Po meczu, mimo porażki, trener Kazimierz Mikołajec był w dobrym nastroju. - Chciałem trenerowi oraz zespołowi gospodyń pogratulować zwycięstwa. Dariuszowi Maciejewskiemu gratuluję również nowej funkcji, jakże zaszczytnej - mówił Mikołajec. Nowa funkcja o jakiej wspominał trener przyjezdnych to fakt, iż Dariusz Maciejewski prowadził pomeczową konferencję podczas nieobecności wiceprezesa klubu Ireneusza Madeja, za co został mianowany nowym prezesem gorzowskiego klubu przez gości ze Śląska.
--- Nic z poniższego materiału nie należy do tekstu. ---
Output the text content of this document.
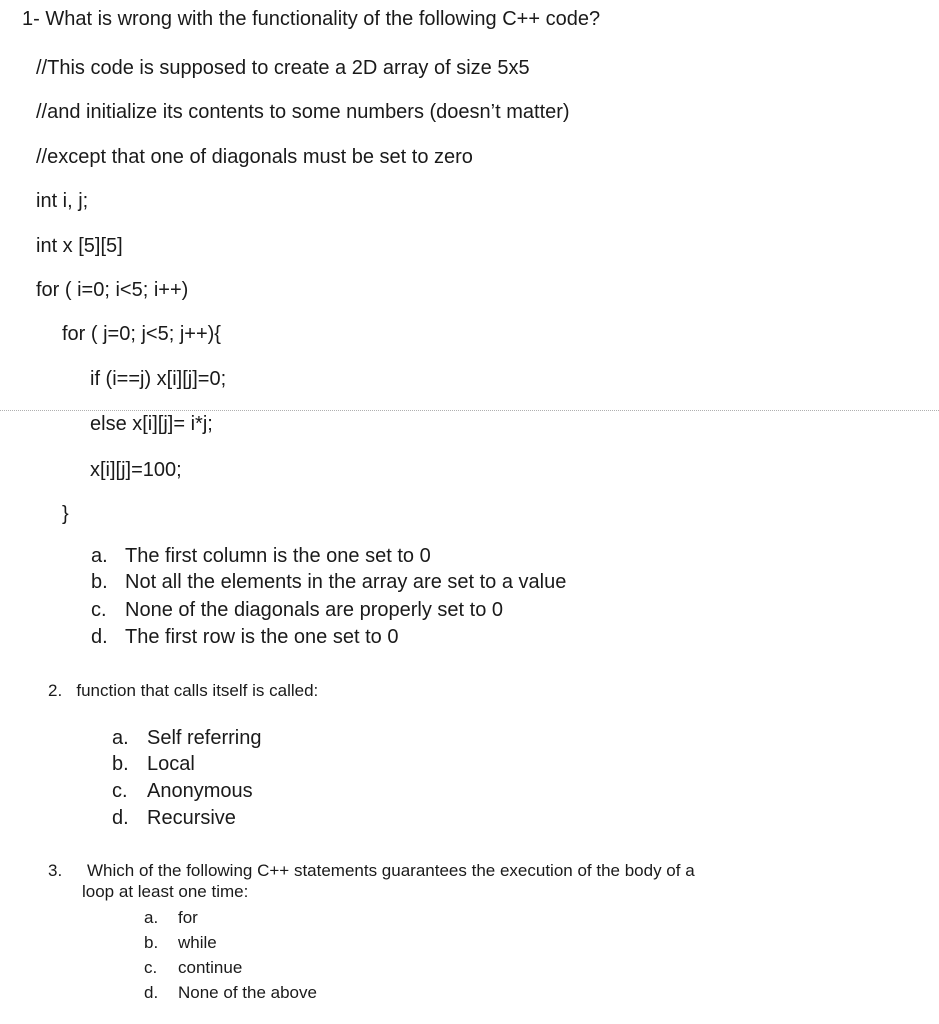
1- What is wrong with the functionality of the following C++ code?
//This code is supposed to create a 2D array of size 5x5
//and initialize its contents to some numbers (doesn’t matter)
//except that one of diagonals must be set to zero
int i, j;
int x [5][5]
for ( i=0; i<5; i++)
for ( j=0; j<5; j++){
if (i==j) x[i][j]=0;
else x[i][j]= i*j;
x[i][j]=100;
}
a. The first column is the one set to 0
b. Not all the elements in the array are set to a value
c. None of the diagonals are properly set to 0
d. The first row is the one set to 0
2. function that calls itself is called:
a. Self referring
b. Local
c. Anonymous
d. Recursive
3. Which of the following C++ statements guarantees the execution of the body of a
loop at least one time:
a. for
b. while
c. continue
d. None of the above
Czasu na odpoczynek po spotkaniach ligowych oba zespoły nie miały zbyt wiele, a koszykarki rybnickiego ROW-u miały również spory dystans do pokonania na mecz Pucharu Polski. - Powiem szczerze, że obawiałem się tego spotkania. Wyjechaliśmy wcześnie rano z Rybnika i praktycznie pierwszy raz graliśmy prosto z autobusu - zdradził szkoleniowiec gości. - Oczywiście Puchar Polski nie jest dla nas priorytetem - dodał Kazimierz Mikołajec.
Puchar Polski nie jest priorytetem dla wielu ekip, jednak jest doskonałą okazją do sparingu oraz treningu w układzie gry. - Chcieliśmy tutaj powalczyć i zostawić dobre wrażenie. Chcieliśmy też poćwiczyć niektóre fragmenty, które będą nam potrzebne w niedalekiej przyszłości - tłumaczył trener KK ROW Rybnik. Rybnicki zespół w najbliższy weekend zmierzy się z zespołem ŁKS-u i będzie to ważny mecz dla obu tych drużyn. Szkoleniowiec śląskiego zespołu jednak ocenił pozytywnie postawę swoich podopiecznych. - Dziewczyny pokazały charakter i udowodniły, że poważnie traktują tego typu mecze, mimo że nie było to spotkanie ligowe - cieszył się z tego faktu Mikołajec.
- Oczywiście, przegraliśmy mecz, ale myślę że z taką firmą jak AZS Gorzów w Gorzowie porażka siedmioma punktami to nie jest bardzo druzgocąca porażka - oceniał pojedynek trener gości. Zespół cel na to spotkanie miał inny. - Myślę, że z naszej strony ten cel, jaki sobie założyliśmy został zrealizowany - dodał szkoleniowiec rybniczanek. W dobrych nastrojach zespół ze Śląska wracał do domu, mimo porażki, z meczu w Gorzowie Wielkopolskim. - Nie jestem zadowolony z wyniku, ale jestem zadowolony z wyjazdu - zakończył Kazimierz Mikołajec.